私にとって、本書の完成は2つの大きな意味があります。
1つは、この23年間、私が取材し伝え続けてきた“被害者”パレスチナ人側の視点からの“占領”に、“加害者”側の証言が加わることで、“占領”の実態がより立体的・重層的になり、かつ実証的に見えてきたこと。
もう1つは、「なぜ日本人の自分が、遠いパレスチナ・イスラエルの問題を追い続けるのか」という、長年私の中にずっとつかえていた問いに、本書によって初めて具体的な答えの一部を提示できたことです。
私のライフワークとなった“パレスチナ”と、学生時代からのもう1つのテーマだった“日本の加害歴史”との接点の一端を、本書によってやっと見出すことができたという思いです。
元イスラエル軍将兵の証言を通し“侵略・占領する側”の実像を見つめることで、その“鏡”に、かつて侵略者で占領者であった日本の過去と現在の“自画像”を映し出し、私たち日本人自身のあり方を見つめなおすことを促すような本にしたいと願い、書き上げました。
なお現在、制作中のパレスチナ記録映像シリーズ全4作品『届かぬ声─占領と生きる人びと─』(仮題)の第4部『沈黙を破る─元イスラエル軍将兵が語る占領─』(仮題)の後半は、本書の内容を映像化したものです。
企画を思い立ってから4年、取材と執筆に足掛け3年を要しました。ジャーナリストとして“パレスチナ”と関わって23年になる私の模索の一到達点といえるかもしれません。

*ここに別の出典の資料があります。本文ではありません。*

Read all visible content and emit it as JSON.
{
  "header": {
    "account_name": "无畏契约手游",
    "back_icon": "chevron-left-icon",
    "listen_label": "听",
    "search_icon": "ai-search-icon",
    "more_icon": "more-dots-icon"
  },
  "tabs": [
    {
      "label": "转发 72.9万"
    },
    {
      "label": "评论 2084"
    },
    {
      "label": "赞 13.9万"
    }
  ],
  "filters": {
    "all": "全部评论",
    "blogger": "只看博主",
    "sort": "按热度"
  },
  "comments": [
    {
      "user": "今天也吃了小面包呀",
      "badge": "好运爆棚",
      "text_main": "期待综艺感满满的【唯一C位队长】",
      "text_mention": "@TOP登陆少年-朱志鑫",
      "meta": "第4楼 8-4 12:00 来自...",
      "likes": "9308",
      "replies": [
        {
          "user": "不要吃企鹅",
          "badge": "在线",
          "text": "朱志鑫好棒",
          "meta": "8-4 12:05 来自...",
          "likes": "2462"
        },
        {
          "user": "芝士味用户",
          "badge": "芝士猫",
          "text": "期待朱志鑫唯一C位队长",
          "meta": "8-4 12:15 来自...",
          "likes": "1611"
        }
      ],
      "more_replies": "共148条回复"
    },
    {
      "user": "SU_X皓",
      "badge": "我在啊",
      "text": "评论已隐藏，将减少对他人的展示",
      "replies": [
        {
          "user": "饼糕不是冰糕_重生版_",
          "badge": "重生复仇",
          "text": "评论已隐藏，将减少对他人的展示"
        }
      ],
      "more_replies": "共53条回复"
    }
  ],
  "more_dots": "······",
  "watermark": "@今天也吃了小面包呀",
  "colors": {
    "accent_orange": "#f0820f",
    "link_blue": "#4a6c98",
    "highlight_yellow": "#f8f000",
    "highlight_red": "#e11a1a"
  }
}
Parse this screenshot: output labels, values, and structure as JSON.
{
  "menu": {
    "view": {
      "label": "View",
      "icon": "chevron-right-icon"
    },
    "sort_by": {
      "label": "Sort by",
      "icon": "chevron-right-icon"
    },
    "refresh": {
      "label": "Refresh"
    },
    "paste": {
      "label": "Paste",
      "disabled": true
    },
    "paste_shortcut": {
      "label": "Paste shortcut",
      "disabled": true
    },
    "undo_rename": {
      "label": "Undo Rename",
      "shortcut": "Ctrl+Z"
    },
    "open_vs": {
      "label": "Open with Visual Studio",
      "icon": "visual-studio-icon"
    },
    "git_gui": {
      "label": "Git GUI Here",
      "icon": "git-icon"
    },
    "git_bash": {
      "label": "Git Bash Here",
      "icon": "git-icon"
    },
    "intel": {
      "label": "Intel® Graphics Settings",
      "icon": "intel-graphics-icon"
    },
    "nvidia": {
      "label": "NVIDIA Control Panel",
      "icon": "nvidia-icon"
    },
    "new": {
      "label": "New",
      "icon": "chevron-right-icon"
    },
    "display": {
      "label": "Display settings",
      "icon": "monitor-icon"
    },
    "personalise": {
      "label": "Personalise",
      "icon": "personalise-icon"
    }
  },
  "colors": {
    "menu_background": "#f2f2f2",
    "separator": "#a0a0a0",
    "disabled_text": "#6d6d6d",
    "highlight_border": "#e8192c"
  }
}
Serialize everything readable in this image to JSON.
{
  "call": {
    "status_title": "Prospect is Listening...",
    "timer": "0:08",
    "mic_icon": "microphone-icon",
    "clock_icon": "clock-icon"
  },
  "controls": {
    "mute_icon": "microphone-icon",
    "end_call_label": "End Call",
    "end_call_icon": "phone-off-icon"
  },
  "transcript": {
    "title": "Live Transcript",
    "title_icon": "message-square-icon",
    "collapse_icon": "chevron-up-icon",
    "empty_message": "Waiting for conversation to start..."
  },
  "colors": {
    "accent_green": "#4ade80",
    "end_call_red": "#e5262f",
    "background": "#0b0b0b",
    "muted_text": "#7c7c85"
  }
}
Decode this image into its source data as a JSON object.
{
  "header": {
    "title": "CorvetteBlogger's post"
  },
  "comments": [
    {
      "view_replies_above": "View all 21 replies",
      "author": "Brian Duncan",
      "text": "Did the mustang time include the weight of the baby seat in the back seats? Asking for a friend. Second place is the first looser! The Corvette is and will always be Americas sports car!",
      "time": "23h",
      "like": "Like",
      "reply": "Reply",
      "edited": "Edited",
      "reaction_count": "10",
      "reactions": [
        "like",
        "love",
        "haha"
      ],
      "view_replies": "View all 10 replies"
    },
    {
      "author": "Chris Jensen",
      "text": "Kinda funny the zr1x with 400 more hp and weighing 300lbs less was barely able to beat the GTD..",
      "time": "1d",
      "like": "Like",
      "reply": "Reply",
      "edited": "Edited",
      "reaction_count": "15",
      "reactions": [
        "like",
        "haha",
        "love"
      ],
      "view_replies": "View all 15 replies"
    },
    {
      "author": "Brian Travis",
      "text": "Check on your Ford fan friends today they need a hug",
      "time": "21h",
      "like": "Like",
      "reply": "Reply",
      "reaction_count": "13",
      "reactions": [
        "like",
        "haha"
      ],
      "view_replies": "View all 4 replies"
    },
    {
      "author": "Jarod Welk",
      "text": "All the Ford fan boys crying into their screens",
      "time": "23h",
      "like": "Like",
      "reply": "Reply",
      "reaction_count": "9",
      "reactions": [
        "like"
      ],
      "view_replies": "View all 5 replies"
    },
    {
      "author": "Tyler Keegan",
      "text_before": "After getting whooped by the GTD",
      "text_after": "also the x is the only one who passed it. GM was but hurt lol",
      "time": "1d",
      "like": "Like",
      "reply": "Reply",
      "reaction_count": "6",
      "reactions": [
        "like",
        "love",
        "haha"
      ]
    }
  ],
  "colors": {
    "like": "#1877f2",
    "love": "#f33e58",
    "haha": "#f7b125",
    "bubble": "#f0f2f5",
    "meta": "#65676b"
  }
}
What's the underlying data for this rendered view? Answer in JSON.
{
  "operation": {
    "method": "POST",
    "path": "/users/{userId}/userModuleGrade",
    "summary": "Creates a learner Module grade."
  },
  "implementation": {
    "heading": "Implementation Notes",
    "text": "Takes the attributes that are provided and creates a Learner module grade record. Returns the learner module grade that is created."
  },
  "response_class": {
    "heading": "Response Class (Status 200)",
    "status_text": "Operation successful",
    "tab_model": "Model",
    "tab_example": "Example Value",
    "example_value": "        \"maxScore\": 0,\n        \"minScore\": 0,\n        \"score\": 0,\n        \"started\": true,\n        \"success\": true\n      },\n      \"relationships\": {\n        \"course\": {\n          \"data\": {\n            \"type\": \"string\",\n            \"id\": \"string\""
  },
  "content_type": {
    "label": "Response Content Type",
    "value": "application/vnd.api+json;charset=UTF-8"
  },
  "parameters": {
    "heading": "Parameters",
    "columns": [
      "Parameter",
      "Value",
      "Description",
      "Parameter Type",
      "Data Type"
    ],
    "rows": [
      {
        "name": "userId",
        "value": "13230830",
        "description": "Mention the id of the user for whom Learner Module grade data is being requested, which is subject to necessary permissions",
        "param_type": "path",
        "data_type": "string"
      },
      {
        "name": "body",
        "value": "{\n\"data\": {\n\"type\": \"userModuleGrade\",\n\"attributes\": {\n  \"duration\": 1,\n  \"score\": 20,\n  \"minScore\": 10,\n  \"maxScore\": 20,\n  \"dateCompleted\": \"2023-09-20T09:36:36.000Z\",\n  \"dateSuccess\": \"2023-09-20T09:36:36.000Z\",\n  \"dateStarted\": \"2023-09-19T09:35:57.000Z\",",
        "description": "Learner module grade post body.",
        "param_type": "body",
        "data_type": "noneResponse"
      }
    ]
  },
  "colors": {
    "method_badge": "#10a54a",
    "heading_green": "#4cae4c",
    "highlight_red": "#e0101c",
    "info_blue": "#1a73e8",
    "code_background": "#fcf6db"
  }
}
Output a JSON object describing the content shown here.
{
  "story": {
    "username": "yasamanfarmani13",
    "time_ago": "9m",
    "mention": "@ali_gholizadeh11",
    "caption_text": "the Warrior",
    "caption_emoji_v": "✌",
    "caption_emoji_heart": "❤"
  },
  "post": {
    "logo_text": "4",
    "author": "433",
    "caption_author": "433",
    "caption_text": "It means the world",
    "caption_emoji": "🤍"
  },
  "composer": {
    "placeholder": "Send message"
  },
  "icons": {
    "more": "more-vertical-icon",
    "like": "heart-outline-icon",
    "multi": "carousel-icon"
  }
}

ぜひお読みいただき、率直なご批評をいただければ幸いです。
2008年5月9日 土井敏邦
関連ページ:拙著『沈黙を破る』を出版に寄せて・「あとがき」から
パレスチナ自治区の占領地で日常的に繰り返される暴力や殺戮。イスラエルでは多くの兵士が占領地での任務に就くが、今までその実態が語られることはなかった。自らの加害体験を社会に伝えるために結成された青年退役兵たちのグループ「沈黙を破る」へのインタビューを通して、「占領」の本質を浮き彫りにする。